Thursday, June 16, 2011

10 Shade Tolerant Roses

Posted by MAKMU ta On Thursday, June 16, 2011 No comments

Standard rose lingo has most of us believing that to grow a rose you need 6 plus hours of sunlight.  We'll I'm here to tell you it just isn't so!  Many many roses will do totally fine with less than 6, and some frankly with less than 4 hours of sunlight.   One of the unusual benefits to growing these shade tolerant types is that they tend to also be disease resistant types as well.  This is a huge benefit because one of the disease proliferating agents to roses is too much shade, so its all for the good, and make sense that if the shade isn't stressing the plant, it won't contract the diseases.

Sharifa Asma
I actually grow quite a few roses at my house which out back gets ZERO direct sunlight from Nov-Feb.  March and Oct, the shoulder months, moves from 2-4 hours, and then the late spring, summer and early fall months I get varying amounts of sun (from 4 to 8) depending on month and garden position.   Living in the city, my garden deals with shadows from buildings, mature trees and fence lines.  Anything that wants to live here also has to contend with fierce root competition.   And yet, my roses really, for the most part, have no issues. And it is a total wives tale that roses need sun in the winter too.  They are DORMANT then. Yep, totally no activity, so no, they don't need sun.  Ask anyone who lives up north where the roses either die back to the ground, or they live close enough to the poles to be getting less than 4 hours of dim light a day, and they can tell you... roses grow just fine when the sun returns.

Knockout
Here are some shady rose rules:

Rule number one, is pick the right roses, and they aren't hybrid teas.  Period.  Sorry.
Rule number two is that once blooming roses tend to need less sun as a whole than remontant (reblooming) or perpetual roses.  Having one of these in your garden is generally worth it, because the once a year show tends to be beyond spectacular.
Rule number three is hybrid musk roses, as a class, are more shade tolerant than others.
And Rule number four, they have knockout roses growing in the medians of the highway for a reason.
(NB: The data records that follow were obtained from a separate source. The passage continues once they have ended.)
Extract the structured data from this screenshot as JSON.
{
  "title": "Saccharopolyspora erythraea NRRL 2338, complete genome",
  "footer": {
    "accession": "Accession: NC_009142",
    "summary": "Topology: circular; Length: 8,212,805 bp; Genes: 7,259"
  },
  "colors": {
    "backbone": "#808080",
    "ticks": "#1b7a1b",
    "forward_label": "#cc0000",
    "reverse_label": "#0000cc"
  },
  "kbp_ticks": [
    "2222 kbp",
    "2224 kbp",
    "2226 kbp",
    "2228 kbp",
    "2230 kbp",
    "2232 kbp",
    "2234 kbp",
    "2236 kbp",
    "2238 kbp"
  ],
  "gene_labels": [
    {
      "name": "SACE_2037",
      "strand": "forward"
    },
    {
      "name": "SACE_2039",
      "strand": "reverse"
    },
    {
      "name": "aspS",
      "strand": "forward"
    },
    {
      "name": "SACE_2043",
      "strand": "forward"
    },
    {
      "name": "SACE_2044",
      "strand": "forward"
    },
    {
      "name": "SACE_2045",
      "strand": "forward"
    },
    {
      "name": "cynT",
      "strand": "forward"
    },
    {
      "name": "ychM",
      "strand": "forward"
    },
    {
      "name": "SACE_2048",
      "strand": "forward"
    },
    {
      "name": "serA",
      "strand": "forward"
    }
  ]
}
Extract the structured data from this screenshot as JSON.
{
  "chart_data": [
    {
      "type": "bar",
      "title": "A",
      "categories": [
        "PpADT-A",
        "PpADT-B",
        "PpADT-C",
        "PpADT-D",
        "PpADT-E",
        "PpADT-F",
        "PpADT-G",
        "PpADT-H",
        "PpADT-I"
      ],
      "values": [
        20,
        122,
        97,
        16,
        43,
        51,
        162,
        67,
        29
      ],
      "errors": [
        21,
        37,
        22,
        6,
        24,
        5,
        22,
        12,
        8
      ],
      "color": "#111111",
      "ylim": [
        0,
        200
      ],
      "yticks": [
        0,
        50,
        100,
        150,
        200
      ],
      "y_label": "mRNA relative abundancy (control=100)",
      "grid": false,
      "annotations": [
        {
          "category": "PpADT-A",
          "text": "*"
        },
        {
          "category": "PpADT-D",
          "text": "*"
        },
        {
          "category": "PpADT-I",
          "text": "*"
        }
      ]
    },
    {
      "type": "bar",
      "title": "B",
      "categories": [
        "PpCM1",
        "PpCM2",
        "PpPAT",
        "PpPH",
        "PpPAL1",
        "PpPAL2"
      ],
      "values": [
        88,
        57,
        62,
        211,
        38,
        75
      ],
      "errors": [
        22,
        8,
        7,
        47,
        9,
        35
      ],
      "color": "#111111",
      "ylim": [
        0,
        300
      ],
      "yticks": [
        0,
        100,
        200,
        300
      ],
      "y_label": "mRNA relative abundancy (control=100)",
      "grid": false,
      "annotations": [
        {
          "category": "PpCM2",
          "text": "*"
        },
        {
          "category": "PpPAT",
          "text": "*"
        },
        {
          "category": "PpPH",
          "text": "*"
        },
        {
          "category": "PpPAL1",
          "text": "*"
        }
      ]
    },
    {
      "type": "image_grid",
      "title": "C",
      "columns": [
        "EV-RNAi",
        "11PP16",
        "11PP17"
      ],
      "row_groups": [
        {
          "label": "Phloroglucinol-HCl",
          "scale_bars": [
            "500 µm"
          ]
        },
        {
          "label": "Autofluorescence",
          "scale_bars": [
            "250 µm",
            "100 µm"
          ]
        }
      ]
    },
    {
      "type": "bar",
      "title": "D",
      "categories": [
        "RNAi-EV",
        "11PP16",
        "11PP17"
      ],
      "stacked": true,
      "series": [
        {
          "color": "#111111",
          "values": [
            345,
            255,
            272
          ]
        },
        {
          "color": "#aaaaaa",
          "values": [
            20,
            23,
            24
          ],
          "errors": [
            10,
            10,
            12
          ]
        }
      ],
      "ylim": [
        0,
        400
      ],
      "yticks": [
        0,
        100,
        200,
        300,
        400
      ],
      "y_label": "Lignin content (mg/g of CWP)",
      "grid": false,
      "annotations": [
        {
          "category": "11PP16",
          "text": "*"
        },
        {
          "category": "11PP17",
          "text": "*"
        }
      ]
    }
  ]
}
Okay without further ado, here is the list of roses I know you can grow successfully in under 6 hours of sun, because I do!  A * marks a rose I know can make it perfectly fine in even 3-4 hours of sun, as I have them growing in such conditions.
Ballerina - probably my favorite

1)Ballerina, Hybrid Musk* (seen blooming like mad in less than 3 hours of direct sun)
2)Any of the Knockout Roses, Modern* (seen blooming in almost no direct sunlight!)
3)Marie Pavie, Polyantha
4)Madame Alfred Carriere, Noisette (Climber)
5)Carefree Beauty, Modern* (mine lives directly beneath a large pecan tree, still covered in blooms)
Carefree Delight
6)Sharifa Asma, English Rose (this rose is new to me, but seems to be doing best SO FAR in part sun vs full sun.. the blooms and leaves do fry easily)
7)New Dawn (Climber) (this does fine in 4-6 hours, but definitely doesn't bloom to potential with less than that)
New Dawn
8)Carefree Delight, Modern
9)Eden Climber, Modern(Climber)
10)Lady Banks Lutea, Species

Carefree Beauty - super drought tolerant too.

Marie Pavie

 Considerations about my garden:  There is no spot in my yard which is dense shade, or even medium shade.   Even zero directly light is pretty bright out there (light shade), because I live in the southern US.  This makes a difference to some degree.  No rose will bloom in deep shade.  Some roses, on the margin will get blackspot in the shade more frequently than it would in the sun.   I do not have major blackspot issues in my garden, and I 100% attribute that to smart rose choices, because my climate is primo ideal for it, and I have had other plants with blackspot like fungal diseases.   I do get powdery mildew badly during the summer on non resistant plants (phlox and beebalm primarily), but my roses so far have been immune.   However, all of my roses are on a drip irrigation system or are in containers where the water situation is heavily managed.  Obviously, some of these are warm zone only roses, but not all of them.
Madame Alfred Carriere Climber - Z8+
Something I cannot comment on, though maybe others can, I don't have a big bug problem on the coast here (the mosquitos are only after us I'm afraid, and the palmetto bugs aren't after anybody they are just gross), so I have no idea how likely these are to have major bug infestations.  I've never seen a thrip or a spidermite in my garden, for which I am eternally grateful.  Outrageous humidity all year 'round does have its privileges.  Okay, so yeah, thats the only one... so far no Japanese beetles either.  Just too much concrete for them in the urban zone, is my guess.  I do have a perpetual slug problem, but none of the above roses are affected.  I think there is just too much else that tastes better out there.

Do any of you have some good suggestions for the not only 'shade tolerant', but 'shade is swell' rose bush varieties that you have tested with your own eyes?